Eagles fan gets life-saving kidney from Chiefs fan. Now they're going to the Super Bowl together.
No matter which team wins, these two will be celebrating their friendship.
As we head into the rivalry-packed weekend leading up to the Super Bowl, a story of friendship and shared passion—and now, internal organs—between two opposing fans seems all too apropos.
Billy Welsh is a hardcore fan of the Philadelphia Eagles. John Gladwell, on the other hand, is avidly rooting for the Kansas City Chiefs. Welsh and Gladwell first met nearly 20 years ago while serving in the Marines.
They didn’t immediately hit it off. Gladwell, with years of experience under his belt and ready to come home, came across as “mean” to Welsh. Similarly, Gladwell wasn’t fond of the incoming recruit’s high energy.
Still, there was no bad blood between them. Though they didn’t actually speak to one another after going their separate ways, they did keep in touch through Facebook from time to time, as people are wont to do these days.
Then, in 2019, their friendship went beyond the occasional like or comment when Welsh wrote on Facebook, “Anyone got a spare kidney? Mine are junk.”
According to the Philadelphia Inquirer, Welsh was diagnosed with polycystic kidney disease, a genetic disorder that often requires a transplant to prevent eventual kidney failure.
Without hesitation, Gladwell responded.
“John Gladwell is my hero,” Philadelphia Eagles fan Billy Welsh told TODAY about Gladwell, a Kansas City Chiefs fan and an old military friend who donated the kidney that saved his life. https://t.co/slydOwwrZi
— NBC 7 San Diego (@nbcsandiego) February 10, 2023
“I’m like, ‘What’s your blood type, I’ll check and verify mine,’” Gladwell told the Inquirer. “Two hours of looking through medical records, I finally found it. I’m like, ‘Hey, I’m a match…let’s do what we have to do to get this started.’”

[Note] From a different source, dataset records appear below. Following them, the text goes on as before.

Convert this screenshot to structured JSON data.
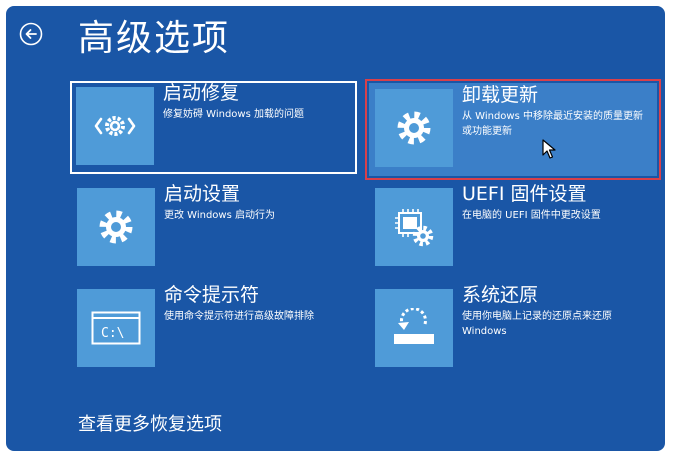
{
  "header": {
    "title": "高级选项",
    "back_icon": "back-arrow-circle-icon"
  },
  "options": [
    {
      "id": "startup-repair",
      "label": "启动修复",
      "description": "修复妨碍 Windows 加载的问题",
      "icon": "code-gear-icon",
      "state": "focused"
    },
    {
      "id": "uninstall-updates",
      "label": "卸载更新",
      "description": "从 Windows 中移除最近安装的质量更新或功能更新",
      "icon": "gear-icon",
      "state": "hover"
    },
    {
      "id": "startup-settings",
      "label": "启动设置",
      "description": "更改 Windows 启动行为",
      "icon": "gear-icon",
      "state": "normal"
    },
    {
      "id": "uefi-firmware",
      "label": "UEFI 固件设置",
      "description": "在电脑的 UEFI 固件中更改设置",
      "icon": "chip-gear-icon",
      "state": "normal"
    },
    {
      "id": "command-prompt",
      "label": "命令提示符",
      "description": "使用命令提示符进行高级故障排除",
      "icon": "console-icon",
      "state": "normal"
    },
    {
      "id": "system-restore",
      "label": "系统还原",
      "description": "使用你电脑上记录的还原点来还原 Windows",
      "icon": "restore-icon",
      "state": "normal"
    }
  ],
  "footer": {
    "more_options": "查看更多恢复选项"
  },
  "console_glyph": "C:\\",
  "colors": {
    "background": "#1a56a6",
    "tile_icon": "#4f9bd8",
    "hover_tile": "#3b7fc8",
    "hover_outline": "#d9404a",
    "text": "#ffffff"
  }
}
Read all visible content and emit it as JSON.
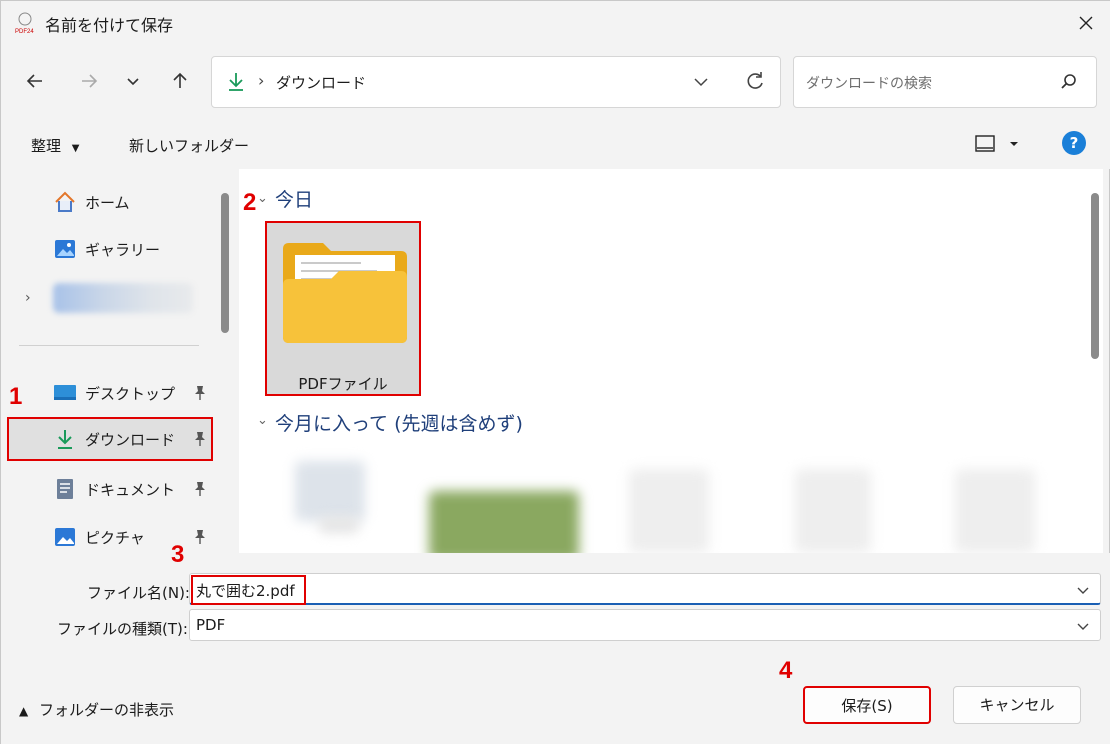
{
  "window": {
    "title": "名前を付けて保存"
  },
  "nav": {
    "path": "ダウンロード",
    "search_placeholder": "ダウンロードの検索"
  },
  "toolbar": {
    "organize": "整理",
    "new_folder": "新しいフォルダー"
  },
  "sidebar": {
    "items": [
      {
        "label": "ホーム",
        "icon": "home-icon"
      },
      {
        "label": "ギャラリー",
        "icon": "gallery-icon"
      },
      {
        "label": "デスクトップ",
        "icon": "desktop-icon"
      },
      {
        "label": "ダウンロード",
        "icon": "download-icon"
      },
      {
        "label": "ドキュメント",
        "icon": "document-icon"
      },
      {
        "label": "ピクチャ",
        "icon": "pictures-icon"
      }
    ]
  },
  "content": {
    "group_today": "今日",
    "group_this_month": "今月に入って (先週は含めず)",
    "folder_name": "PDFファイル"
  },
  "form": {
    "filename_label": "ファイル名(N):",
    "filename_value": "丸で囲む2.pdf",
    "filetype_label": "ファイルの種類(T):",
    "filetype_value": "PDF",
    "hide_folders": "フォルダーの非表示",
    "save": "保存(S)",
    "cancel": "キャンセル"
  },
  "annotations": [
    "1",
    "2",
    "3",
    "4"
  ],
  "colors": {
    "accent": "#1a7fd8",
    "annotation": "#e00000",
    "folder": "#f7c23a"
  }
}
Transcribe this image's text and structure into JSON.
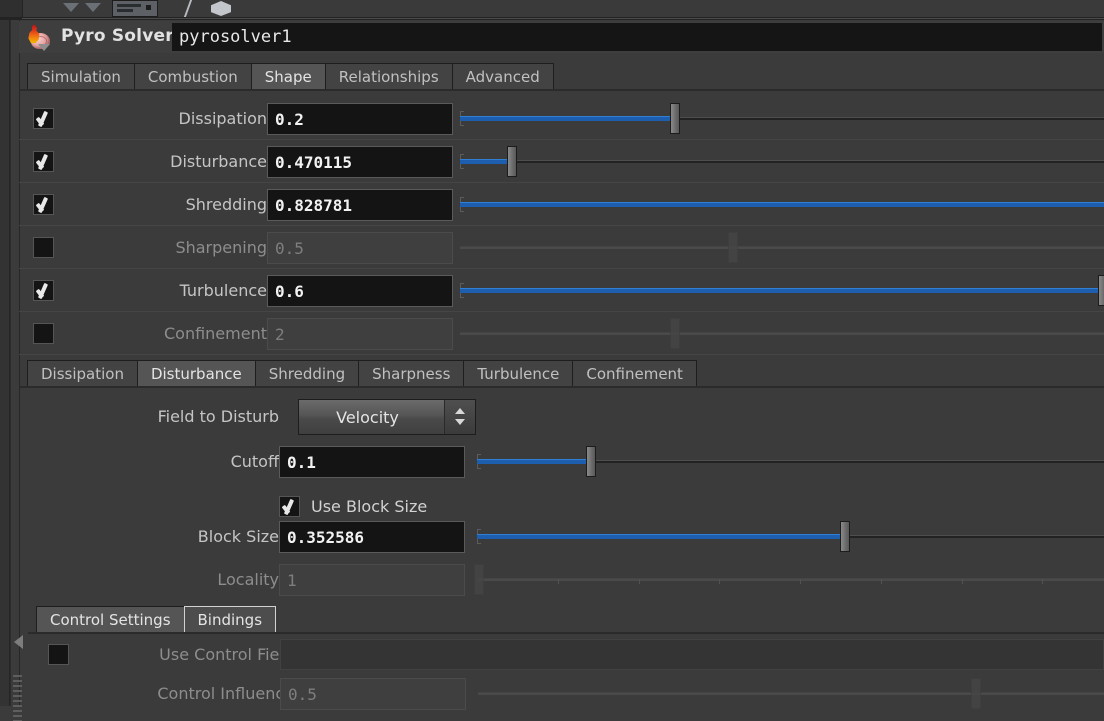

Two decades apart were followed by a 1,000-mile plane ride and a 10-hour transplant surgery. For Gladwell, it was all a no-brainer. "You never leave your brother behind," he told Hoda Kotb on TODAY. "Marines are a band of brothers. You don't…don't leave someone behind."
He added: "I wasn't going to let his son grow up without his dad being there for everything.” Welsh is a father to a son not much older than Gladwell’s grandson.
Gladwell and Welsh’s story eventually made its way to Eagles president Don Smolenski, who was so moved that he instantly reached out to Chiefs president Mark Donovan to arrange an expenses-paid trip for both men to Arizona so that they could sit side by side and watch their favorite teams play in the Super Bowl on Feb 12. Both Smolenksi and Donovan gave the guys a surprise video call to deliver the good news.
“The opportunity to bring these two guys together, their two teams playing on the biggest stage in sports, it’s very, very humbling and gratifying,” Smolenski told the Inquirer.
And though the two have formed an unbreakable bond, they are still frenemies when it comes to football. Welsh has even joked about being at odds with his life-saving kidney, saying, “Now there’s a battle going on in my body like, 'Does my kidney not want to work, because if the Eagles win, it’s just going to go on strike?'"
Sounds like whichever team takes home the trophy this year, these two have already won something priceless. Sometimes, total opposites end up being a perfect match.